The grapes are crushed and cooked down to create grape must, which is poured into a large barrel, which lies next to other barrels called a battery. Each barrel in the battery gets smaller and smaller in size.
Modena is very hot in the summers. One-fifth of the product evaporates, concentrating the grape must, and leaving all of the barrels in the battery partially empty.
Once a year, the barrels are made full again. We start at the smallest barrel, and take out a certain amount to bottle. We then fill it up (to make up for bottling and evaporation) using the contents of the second-smallest barrel. Now the second-smallest is missing an amount due to evaporation and the amount moved to the smallest barrel, and it made whole again using the contents of the third-smallest. And the third-smallest is made full using the fourth-smallest barrel. This process of moving the vinegar takes places one time per year.
In this way, this product has been in barrels for at least 6 years, and moved through 6 different barrels. It has developed a sweet and sour flavor, taken on flavors from the wood and the unique bacteria culture in each barrel. It has thickened into a dark and viscous liquid. The acidity has mellowed and the flavor lingers on your tongue, like a nice wine.
About the Barrels
Each barrel has its own combination of bacteria which, when combined with the flavors from the wood, gives the vinegar its characteristic flavor.
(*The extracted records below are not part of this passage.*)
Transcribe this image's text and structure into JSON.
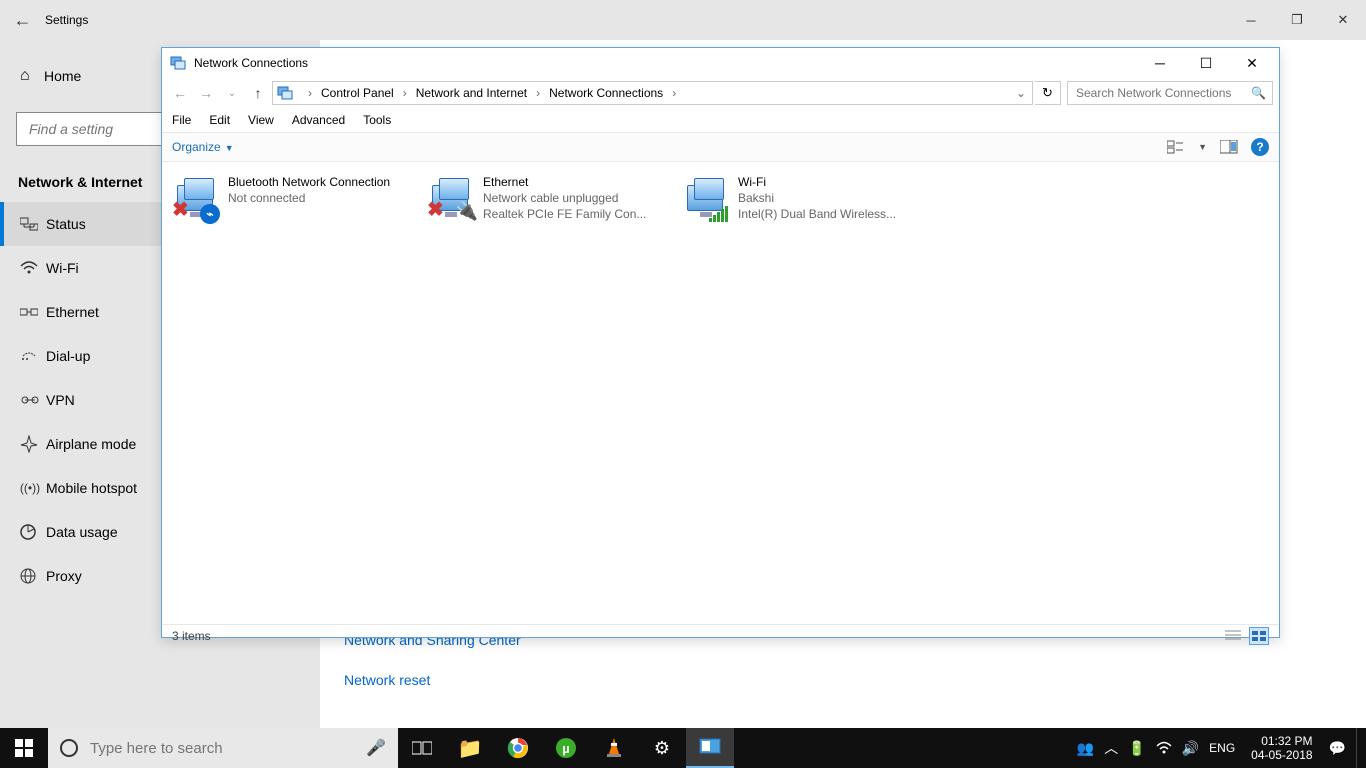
{
  "settings": {
    "title": "Settings",
    "home": "Home",
    "search_placeholder": "Find a setting",
    "section": "Network & Internet",
    "items": [
      {
        "icon": "status",
        "label": "Status"
      },
      {
        "icon": "wifi",
        "label": "Wi-Fi"
      },
      {
        "icon": "ethernet",
        "label": "Ethernet"
      },
      {
        "icon": "dialup",
        "label": "Dial-up"
      },
      {
        "icon": "vpn",
        "label": "VPN"
      },
      {
        "icon": "airplane",
        "label": "Airplane mode"
      },
      {
        "icon": "hotspot",
        "label": "Mobile hotspot"
      },
      {
        "icon": "data",
        "label": "Data usage"
      },
      {
        "icon": "proxy",
        "label": "Proxy"
      }
    ],
    "selected_index": 0,
    "links": {
      "sharing": "Network and Sharing Center",
      "reset": "Network reset"
    }
  },
  "explorer": {
    "title": "Network Connections",
    "breadcrumbs": [
      "Control Panel",
      "Network and Internet",
      "Network Connections"
    ],
    "search_placeholder": "Search Network Connections",
    "menu": [
      "File",
      "Edit",
      "View",
      "Advanced",
      "Tools"
    ],
    "toolbar_organize": "Organize",
    "connections": [
      {
        "name": "Bluetooth Network Connection",
        "l2": "Not connected",
        "l3": "",
        "status": "error",
        "overlay": "bluetooth"
      },
      {
        "name": "Ethernet",
        "l2": "Network cable unplugged",
        "l3": "Realtek PCIe FE Family Con...",
        "status": "error",
        "overlay": "cable"
      },
      {
        "name": "Wi-Fi",
        "l2": "Bakshi",
        "l3": "Intel(R) Dual Band Wireless...",
        "status": "ok",
        "overlay": "bars"
      }
    ],
    "status_text": "3 items"
  },
  "taskbar": {
    "search_placeholder": "Type here to search",
    "lang": "ENG",
    "time": "01:32 PM",
    "date": "04-05-2018"
  }
}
The bacteria converts the sugars into acetic acid; proper bacteria cultures are needed, timing is important and the fermentation is controlled by a Mastro Acetaio (master balsamic vinegar maker). Unlike wine barrels, which become less valuable each year, an Acetia's barrels get more and more valuable each year.
A Little History
Modena started making Balsamic in the middle ages. It is always made in the attic, and wine is in the cellar. And, in old times, a battery was started when a girl was born and was given to the husband's family as part of the dowry when she was married.
You may see some balsamic carrying IGP and DOP designation. "IGP" is a commercial designation by the Modena Consortium, and is allowed to be mixed with wine vinegar, colorings, and caramels.
"DOP" is only made from grapes in the traditional method, and is in barrels for a minimum of 12 years. Ours is a DOP production, but bottled at 6 years. It has the same quality and production standards indicated by DOP, but is not aged as long, and so it is a fraction of the price.